Il est caractéristique que l’adulte se présente à l’enfant comme une « grande personne » et non comme un grand individu, c’est en effet d’un masque (la « persona », le masque de théâtre) qu’il est question et l’enfant sait très vite que la grande personne lui attribue un statut correspondant à leurs deux rôles respectifs. Théâtre. La mise en scène est dure. D’un côté, ceux qui ont tous les pouvoirs et l’autorité, de l’autre, ceux qui obéissent et à qui il reste de jouer les fous, pleurer, crier, faire du bruit. Comme les esclaves de tous temps, les prolos, les animaux, « ils sont heureux », ou plutôt « ils ne connaissent pas leur bonheur », ils n’ont pas de soucis ; les responsabilités, c’est pour les maîtres qui en sont bien à plaindre.

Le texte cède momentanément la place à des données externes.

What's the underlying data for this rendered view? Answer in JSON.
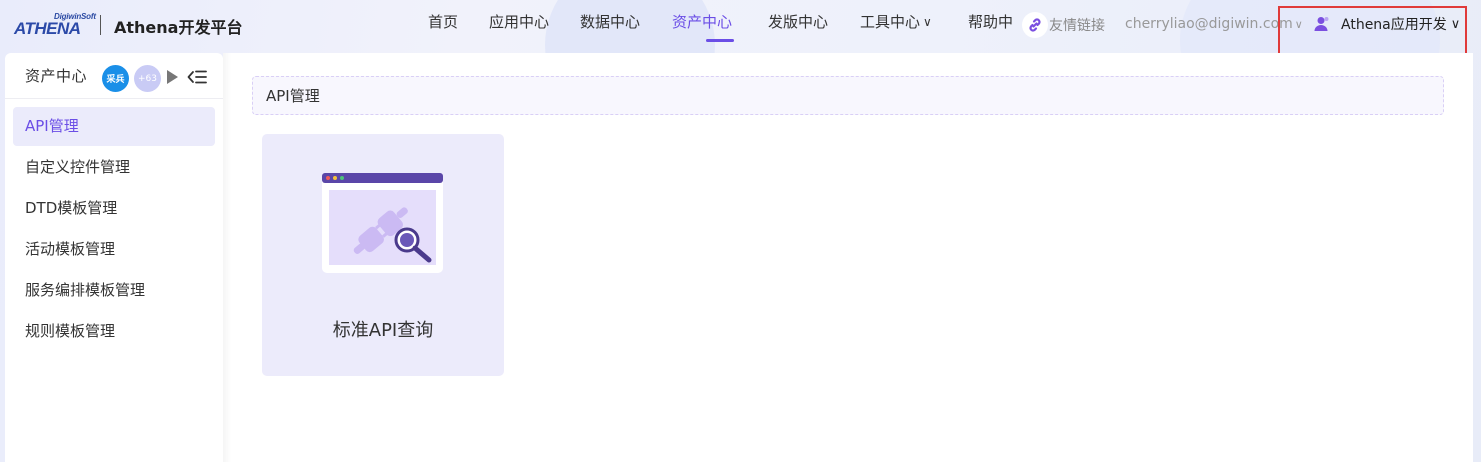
{
  "header": {
    "logo_sub": "DigiwinSoft",
    "logo_main": "ATHENA",
    "app_title": "Athena开发平台",
    "nav": [
      {
        "label": "首页",
        "active": false,
        "dropdown": false
      },
      {
        "label": "应用中心",
        "active": false,
        "dropdown": false
      },
      {
        "label": "数据中心",
        "active": false,
        "dropdown": false
      },
      {
        "label": "资产中心",
        "active": true,
        "dropdown": false
      },
      {
        "label": "发版中心",
        "active": false,
        "dropdown": false
      },
      {
        "label": "工具中心",
        "active": false,
        "dropdown": true
      },
      {
        "label": "帮助中",
        "active": false,
        "dropdown": false
      }
    ],
    "friend_link": "友情链接",
    "email": "cherryliao@digiwin.com",
    "user_name": "Athena应用开发",
    "accent_color": "#6b4ee6",
    "highlight_color": "#e03a3a"
  },
  "sidebar": {
    "title": "资产中心",
    "avatar_1": "采兵",
    "avatar_2": "+63",
    "items": [
      {
        "label": "API管理",
        "active": true
      },
      {
        "label": "自定义控件管理",
        "active": false
      },
      {
        "label": "DTD模板管理",
        "active": false
      },
      {
        "label": "活动模板管理",
        "active": false
      },
      {
        "label": "服务编排模板管理",
        "active": false
      },
      {
        "label": "规则模板管理",
        "active": false
      }
    ]
  },
  "main": {
    "breadcrumb": "API管理",
    "cards": [
      {
        "label": "标准API查询",
        "icon": "plug-search-icon"
      }
    ]
  }
}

Récemment, tu étais très malade ; on s’est étonné autour de moi que je te demande à plusieurs reprises si tu pensais qu’il fallût appeler le médecin. Tu répondais que non, grelottant dans tes 40° de fièvre. Je t’écoutais. Toujours, en ce qui concerne ta santé, je t’ai trouvée de bon jugement. Ce n’est pas donné à tous les adultes.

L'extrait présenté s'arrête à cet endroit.